Enthusiastic about Wooden Canoes
Iam looking at getting into my first wooden canoe. I have found a 17 foot old town strip plank canoe. Could you canoe folks explain the pros and cons of a strip plank canoe vs the canvas canoes ..thanks !!
 
Hi,

This is probably a reasonable starting point. http://www.wikipedia.or.ke/index.php?title=Canoe

Canvas is really a covering, not a primary building material, although most "cedar" canoes are not built to function without an outer, impervious layer. Some people therefore refer to cedar-canvas canoes. Perhaps your intended boat has had the canvas replaced with glass fibre at some point?

Modern "cedar strip" construction is a composite sandwich with inner and outer layers of glass fibre and resin over a cedar core.

Grizzle
 
A wood/canvas canoe is built of component parts that can be replaced if damaged-- it can be made to appear new again, even after 100 or more years. When a stripper canoe is damaged, it might be fixed well enough to paddle again, but it won't look new; in some cases, it can be easier and less expensive to build a whole new canoe rather than fix an older one. So, if you want a canoe to pass to your grandkids, a wood/canvas fills the bill.

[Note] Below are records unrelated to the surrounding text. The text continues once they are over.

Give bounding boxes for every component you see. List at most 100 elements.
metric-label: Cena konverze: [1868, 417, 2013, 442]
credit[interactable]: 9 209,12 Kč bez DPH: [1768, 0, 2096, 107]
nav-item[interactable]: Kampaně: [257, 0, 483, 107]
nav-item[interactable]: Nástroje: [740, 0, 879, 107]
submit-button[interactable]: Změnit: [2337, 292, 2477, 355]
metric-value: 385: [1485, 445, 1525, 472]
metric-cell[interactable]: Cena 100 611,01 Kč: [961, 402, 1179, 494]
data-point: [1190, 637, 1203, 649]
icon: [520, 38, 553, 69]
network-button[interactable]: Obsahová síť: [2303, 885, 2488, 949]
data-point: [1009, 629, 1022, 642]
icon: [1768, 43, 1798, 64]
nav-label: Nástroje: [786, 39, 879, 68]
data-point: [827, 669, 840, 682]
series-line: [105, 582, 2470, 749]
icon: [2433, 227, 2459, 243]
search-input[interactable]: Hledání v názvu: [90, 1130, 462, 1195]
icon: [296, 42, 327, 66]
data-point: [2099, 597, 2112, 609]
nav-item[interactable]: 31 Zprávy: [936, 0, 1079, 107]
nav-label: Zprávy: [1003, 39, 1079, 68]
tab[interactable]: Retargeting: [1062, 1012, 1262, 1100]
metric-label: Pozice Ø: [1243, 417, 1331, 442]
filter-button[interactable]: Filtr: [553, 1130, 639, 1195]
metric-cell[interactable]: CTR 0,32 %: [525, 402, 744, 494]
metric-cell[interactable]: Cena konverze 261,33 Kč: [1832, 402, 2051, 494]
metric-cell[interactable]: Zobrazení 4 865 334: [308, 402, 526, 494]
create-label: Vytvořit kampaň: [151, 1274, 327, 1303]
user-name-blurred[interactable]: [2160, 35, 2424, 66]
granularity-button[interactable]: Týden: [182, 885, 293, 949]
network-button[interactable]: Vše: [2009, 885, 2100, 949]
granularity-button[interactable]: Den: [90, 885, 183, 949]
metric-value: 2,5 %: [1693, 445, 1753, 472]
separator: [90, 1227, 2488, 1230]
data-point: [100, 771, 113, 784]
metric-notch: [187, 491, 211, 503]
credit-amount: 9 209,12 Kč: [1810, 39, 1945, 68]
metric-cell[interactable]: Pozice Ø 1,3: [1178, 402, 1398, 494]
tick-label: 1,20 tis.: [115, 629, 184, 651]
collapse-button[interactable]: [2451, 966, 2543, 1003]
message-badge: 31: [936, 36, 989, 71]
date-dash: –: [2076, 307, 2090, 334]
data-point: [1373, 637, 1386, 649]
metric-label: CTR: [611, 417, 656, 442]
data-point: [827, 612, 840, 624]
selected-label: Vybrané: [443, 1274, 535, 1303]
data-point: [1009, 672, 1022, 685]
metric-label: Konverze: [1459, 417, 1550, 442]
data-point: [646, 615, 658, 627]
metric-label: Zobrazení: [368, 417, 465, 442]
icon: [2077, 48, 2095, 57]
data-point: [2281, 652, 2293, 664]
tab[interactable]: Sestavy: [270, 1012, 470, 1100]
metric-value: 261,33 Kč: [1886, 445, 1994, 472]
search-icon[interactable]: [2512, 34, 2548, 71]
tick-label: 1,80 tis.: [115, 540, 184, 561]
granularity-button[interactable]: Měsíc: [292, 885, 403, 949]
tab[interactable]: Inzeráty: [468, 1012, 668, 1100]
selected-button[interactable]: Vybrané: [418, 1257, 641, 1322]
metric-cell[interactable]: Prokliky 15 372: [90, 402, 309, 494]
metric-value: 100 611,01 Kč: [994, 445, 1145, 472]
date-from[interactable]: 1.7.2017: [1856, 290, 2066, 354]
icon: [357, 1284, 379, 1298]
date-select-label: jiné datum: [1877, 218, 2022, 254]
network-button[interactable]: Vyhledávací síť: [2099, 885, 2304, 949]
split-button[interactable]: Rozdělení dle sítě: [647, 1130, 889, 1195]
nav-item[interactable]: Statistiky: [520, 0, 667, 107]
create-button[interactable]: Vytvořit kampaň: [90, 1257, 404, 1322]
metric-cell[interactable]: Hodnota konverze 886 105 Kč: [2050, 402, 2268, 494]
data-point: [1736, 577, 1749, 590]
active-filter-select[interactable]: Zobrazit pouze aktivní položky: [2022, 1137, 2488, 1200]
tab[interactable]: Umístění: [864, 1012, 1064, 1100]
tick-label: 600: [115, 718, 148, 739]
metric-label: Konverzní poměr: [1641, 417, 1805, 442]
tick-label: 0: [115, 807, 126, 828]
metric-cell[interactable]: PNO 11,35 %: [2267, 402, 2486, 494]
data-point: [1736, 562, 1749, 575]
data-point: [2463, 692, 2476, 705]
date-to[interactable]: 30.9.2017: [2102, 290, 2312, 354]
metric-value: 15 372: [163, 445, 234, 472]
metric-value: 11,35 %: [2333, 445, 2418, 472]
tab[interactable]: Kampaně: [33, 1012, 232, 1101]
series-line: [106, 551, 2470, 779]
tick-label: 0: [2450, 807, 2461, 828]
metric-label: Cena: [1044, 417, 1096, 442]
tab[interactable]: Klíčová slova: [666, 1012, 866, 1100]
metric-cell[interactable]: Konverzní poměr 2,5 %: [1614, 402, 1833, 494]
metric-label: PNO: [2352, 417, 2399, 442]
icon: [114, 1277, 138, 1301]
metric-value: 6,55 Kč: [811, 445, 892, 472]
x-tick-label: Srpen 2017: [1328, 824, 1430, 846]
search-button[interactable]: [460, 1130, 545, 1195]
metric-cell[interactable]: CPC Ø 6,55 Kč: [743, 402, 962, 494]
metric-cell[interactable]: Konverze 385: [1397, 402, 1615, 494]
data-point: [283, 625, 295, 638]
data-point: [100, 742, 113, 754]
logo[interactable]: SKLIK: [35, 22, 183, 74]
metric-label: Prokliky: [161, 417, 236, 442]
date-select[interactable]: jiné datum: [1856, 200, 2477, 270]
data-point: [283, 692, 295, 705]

If there's a WCHA chapter near you, you might attend a paddling event. Most WCHA members love to share what they're paddling.

Kathy
 
The thing that kills both types is neglect, more than anything else. You could certainly pass a stripper on to your grandchildren if you take care of it, and, if needed, you can repair it quite nicely if you know how and have the skills (which most folks who have already built a nice one already have). The place folks get into trouble with strippers is buying beat up, weathered and neglected boats and thinking they're going to make them all better. They aren't - and they're wasting their time and money trying to do so. On the other hand, being wood canvas certainly doesn't guarantee that you can pass a canoe on if you don't take care of it either - at least not one in good condition. As for "appearing new" after 100 years, I think I'd go with "beautifully restored" instead. In most cases, I believe it's more accurate.

Best bet to start with would be to clarify the 17' Old Town you are interested in. As far as I know, Old Town never commercially produced wood/fiberglass strippers. They did sell kits for them for a short time (late '70s or early '80s). They were not great boats and the prototypes I saw were very crude.
 
I suspect the OP is referencing an old town covered with fiberglass instead of canvas which I think they did do for quite some time, no?
 
I suspect the OP is referencing an old town covered with fiberglass instead of canvas which I think they did do for quite some time, no?

Correct !! Did Old Town just cover the wood on the outside with fiberglass? Or did the canoe I located...just had the canvas removed ?? I just don't want to get into a mess. Thanks
 
Did Old Town just cover the wood on the outside with fiberglass? Or did the canoe I located...just had the canvas removed ??

You can post the serial number from this canoe at http://forums.wcha.org/forumdisplay.php?3 to get a copy of the original build record. This can tell you if this canoe left the factory with an external covering of canvas, Dacron, or fiberglass. The 1967 Old Town catalog was the first one to offer a fiberglass covering.